Predicting the price index of Tehran Stock Exchange
Palavras-chave:Long-Term Memory, Random Walk, Variance Ratio Test, Tehran Stock Exchange
Today, pursuant to development of science and emerging of modern managerial techniques in economics and financial markets, one can hope to achieve more profits by small capitals but appropriate and timely decision making. Inter alia, stock exchange is one of the most prominent markets in which management of capital and decision-making method are crucially important. The stock exchange index may be assumed as one of the objective manifestations of the macro financial status in a community. Due to fluctuation of prices, investment in stock exchange is followed by high risk. Thus, prediction of behavior of stock exchange is a very difficult task. Hence, it necessitates for adaption of quantitative techniques in financial knowledge. Overall, this first question which should be responded regarding prediction of time series is that whether the studied time series are predictable or not. It is because of this fact if the given time series includes random trend then it can be expected that all of the existing techniques and models concerning prediction of the time series fail to propose appropriate and ideal results.
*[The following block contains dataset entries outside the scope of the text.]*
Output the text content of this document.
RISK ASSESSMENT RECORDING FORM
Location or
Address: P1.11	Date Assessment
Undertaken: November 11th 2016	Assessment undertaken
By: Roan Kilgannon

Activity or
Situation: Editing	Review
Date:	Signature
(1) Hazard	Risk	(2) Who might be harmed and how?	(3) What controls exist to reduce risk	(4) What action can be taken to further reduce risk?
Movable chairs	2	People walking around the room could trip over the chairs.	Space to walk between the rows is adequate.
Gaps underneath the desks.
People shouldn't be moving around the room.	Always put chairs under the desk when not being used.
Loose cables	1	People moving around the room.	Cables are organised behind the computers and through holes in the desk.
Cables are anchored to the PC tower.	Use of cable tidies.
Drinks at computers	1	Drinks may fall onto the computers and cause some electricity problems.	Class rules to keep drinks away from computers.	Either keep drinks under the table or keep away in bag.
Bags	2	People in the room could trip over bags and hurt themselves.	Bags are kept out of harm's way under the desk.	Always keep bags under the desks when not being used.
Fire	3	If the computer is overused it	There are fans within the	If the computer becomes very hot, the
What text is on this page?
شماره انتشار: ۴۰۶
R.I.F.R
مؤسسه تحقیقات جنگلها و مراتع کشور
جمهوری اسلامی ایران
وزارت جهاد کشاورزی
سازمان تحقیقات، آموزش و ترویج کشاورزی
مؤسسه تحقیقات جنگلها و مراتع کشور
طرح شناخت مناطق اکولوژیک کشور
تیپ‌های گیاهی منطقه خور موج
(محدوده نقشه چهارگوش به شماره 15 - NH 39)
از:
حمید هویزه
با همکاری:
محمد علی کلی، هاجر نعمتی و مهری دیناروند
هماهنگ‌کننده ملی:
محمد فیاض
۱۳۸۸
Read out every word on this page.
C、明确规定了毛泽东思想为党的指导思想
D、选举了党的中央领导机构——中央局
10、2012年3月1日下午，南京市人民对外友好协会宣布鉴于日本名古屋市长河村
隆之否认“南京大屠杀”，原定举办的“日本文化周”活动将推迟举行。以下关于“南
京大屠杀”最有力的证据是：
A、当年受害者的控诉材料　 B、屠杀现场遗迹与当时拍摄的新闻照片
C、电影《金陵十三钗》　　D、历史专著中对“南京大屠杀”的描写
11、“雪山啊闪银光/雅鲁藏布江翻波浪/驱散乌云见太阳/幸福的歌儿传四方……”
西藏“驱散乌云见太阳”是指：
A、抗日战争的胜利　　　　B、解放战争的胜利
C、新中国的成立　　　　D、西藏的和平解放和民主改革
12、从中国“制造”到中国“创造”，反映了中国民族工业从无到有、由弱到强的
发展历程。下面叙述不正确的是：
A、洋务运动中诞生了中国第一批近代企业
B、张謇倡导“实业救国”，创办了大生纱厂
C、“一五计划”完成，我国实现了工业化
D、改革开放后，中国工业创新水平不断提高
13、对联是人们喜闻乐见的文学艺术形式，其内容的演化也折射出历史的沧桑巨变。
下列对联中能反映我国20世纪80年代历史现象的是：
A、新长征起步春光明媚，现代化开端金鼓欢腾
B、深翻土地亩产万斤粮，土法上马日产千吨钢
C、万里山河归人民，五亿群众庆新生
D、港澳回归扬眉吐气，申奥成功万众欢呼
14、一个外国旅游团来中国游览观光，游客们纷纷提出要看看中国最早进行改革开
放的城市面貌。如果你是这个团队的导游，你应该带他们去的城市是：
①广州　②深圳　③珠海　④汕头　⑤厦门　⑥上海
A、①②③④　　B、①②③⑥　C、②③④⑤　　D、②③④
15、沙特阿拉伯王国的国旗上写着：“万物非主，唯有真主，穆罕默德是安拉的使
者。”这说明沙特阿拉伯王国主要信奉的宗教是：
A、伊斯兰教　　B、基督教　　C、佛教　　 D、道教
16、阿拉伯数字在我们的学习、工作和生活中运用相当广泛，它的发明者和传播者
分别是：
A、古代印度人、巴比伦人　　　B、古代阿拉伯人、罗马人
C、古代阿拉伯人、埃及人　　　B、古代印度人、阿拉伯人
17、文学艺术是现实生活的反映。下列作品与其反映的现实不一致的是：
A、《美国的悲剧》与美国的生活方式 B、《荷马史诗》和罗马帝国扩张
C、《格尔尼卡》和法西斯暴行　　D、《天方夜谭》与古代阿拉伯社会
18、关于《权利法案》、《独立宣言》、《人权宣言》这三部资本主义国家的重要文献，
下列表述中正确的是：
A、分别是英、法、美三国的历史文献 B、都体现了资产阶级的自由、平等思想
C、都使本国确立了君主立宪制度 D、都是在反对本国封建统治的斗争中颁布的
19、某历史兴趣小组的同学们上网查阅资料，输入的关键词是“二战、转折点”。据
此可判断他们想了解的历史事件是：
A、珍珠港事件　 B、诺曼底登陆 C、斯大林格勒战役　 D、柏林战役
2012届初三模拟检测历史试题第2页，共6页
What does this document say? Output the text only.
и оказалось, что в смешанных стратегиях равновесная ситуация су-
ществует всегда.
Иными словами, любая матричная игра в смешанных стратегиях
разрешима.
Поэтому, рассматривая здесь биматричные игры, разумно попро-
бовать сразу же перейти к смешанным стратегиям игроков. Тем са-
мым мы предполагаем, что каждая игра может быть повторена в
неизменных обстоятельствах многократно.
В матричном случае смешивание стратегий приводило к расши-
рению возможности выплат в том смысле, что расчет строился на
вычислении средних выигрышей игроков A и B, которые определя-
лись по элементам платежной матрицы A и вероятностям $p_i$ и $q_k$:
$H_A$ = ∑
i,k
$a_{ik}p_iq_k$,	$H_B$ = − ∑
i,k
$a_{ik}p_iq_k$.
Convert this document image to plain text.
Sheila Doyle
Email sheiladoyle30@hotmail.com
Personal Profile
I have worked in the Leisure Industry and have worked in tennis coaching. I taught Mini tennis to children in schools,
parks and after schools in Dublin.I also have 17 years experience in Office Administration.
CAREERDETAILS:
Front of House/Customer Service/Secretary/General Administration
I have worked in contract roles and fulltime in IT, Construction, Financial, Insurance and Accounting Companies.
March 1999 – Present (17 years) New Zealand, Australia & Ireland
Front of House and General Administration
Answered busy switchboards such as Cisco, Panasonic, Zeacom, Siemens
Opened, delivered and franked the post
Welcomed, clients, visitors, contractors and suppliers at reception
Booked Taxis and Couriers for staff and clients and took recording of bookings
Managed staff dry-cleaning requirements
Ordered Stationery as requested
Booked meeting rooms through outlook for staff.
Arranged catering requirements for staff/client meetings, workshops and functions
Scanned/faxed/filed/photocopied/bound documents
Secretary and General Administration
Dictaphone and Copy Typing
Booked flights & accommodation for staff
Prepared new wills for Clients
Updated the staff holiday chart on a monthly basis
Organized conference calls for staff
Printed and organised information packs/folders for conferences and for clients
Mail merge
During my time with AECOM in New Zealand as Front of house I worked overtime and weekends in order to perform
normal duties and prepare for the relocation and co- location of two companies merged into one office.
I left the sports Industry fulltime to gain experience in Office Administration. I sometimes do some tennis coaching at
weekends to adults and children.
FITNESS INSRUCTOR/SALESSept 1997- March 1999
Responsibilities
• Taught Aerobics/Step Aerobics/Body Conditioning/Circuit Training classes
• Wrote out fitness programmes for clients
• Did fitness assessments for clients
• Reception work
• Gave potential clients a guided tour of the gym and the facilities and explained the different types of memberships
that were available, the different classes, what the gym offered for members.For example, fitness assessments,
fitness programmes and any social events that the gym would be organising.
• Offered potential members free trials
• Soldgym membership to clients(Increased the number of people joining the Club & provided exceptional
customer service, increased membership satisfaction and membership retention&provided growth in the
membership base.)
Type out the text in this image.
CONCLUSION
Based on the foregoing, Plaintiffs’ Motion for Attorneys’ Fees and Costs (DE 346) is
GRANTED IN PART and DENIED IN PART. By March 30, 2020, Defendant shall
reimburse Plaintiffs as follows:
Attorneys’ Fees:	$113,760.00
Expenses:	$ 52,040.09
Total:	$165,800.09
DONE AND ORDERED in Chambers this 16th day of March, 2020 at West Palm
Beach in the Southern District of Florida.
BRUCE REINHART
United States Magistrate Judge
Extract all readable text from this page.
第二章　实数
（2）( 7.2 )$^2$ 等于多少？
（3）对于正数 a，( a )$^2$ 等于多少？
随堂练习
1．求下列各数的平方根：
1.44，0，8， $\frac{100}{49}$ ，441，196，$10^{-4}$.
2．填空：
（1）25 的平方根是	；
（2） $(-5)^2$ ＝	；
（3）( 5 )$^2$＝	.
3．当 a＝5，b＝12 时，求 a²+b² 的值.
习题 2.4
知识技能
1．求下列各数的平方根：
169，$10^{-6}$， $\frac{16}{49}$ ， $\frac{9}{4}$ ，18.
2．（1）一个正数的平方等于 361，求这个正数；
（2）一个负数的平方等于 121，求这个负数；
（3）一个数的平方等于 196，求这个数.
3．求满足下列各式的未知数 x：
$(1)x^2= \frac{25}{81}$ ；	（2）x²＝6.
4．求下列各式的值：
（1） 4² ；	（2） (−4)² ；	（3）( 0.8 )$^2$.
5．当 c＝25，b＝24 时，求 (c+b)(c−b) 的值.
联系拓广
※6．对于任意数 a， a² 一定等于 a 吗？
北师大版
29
By employing Rescaled Range (R/S) analysis for review on structure of time series and also Variance Ratio Test for testing Random Walk theory in this study, predictability of monthly values of Tehran Exchange Price Index (TEPIX) is examined. The results of R/S analysis and variance ratio test indicate the presence of positive correlation (long-term memory) and non-random monthly values of time series for price index, respectively.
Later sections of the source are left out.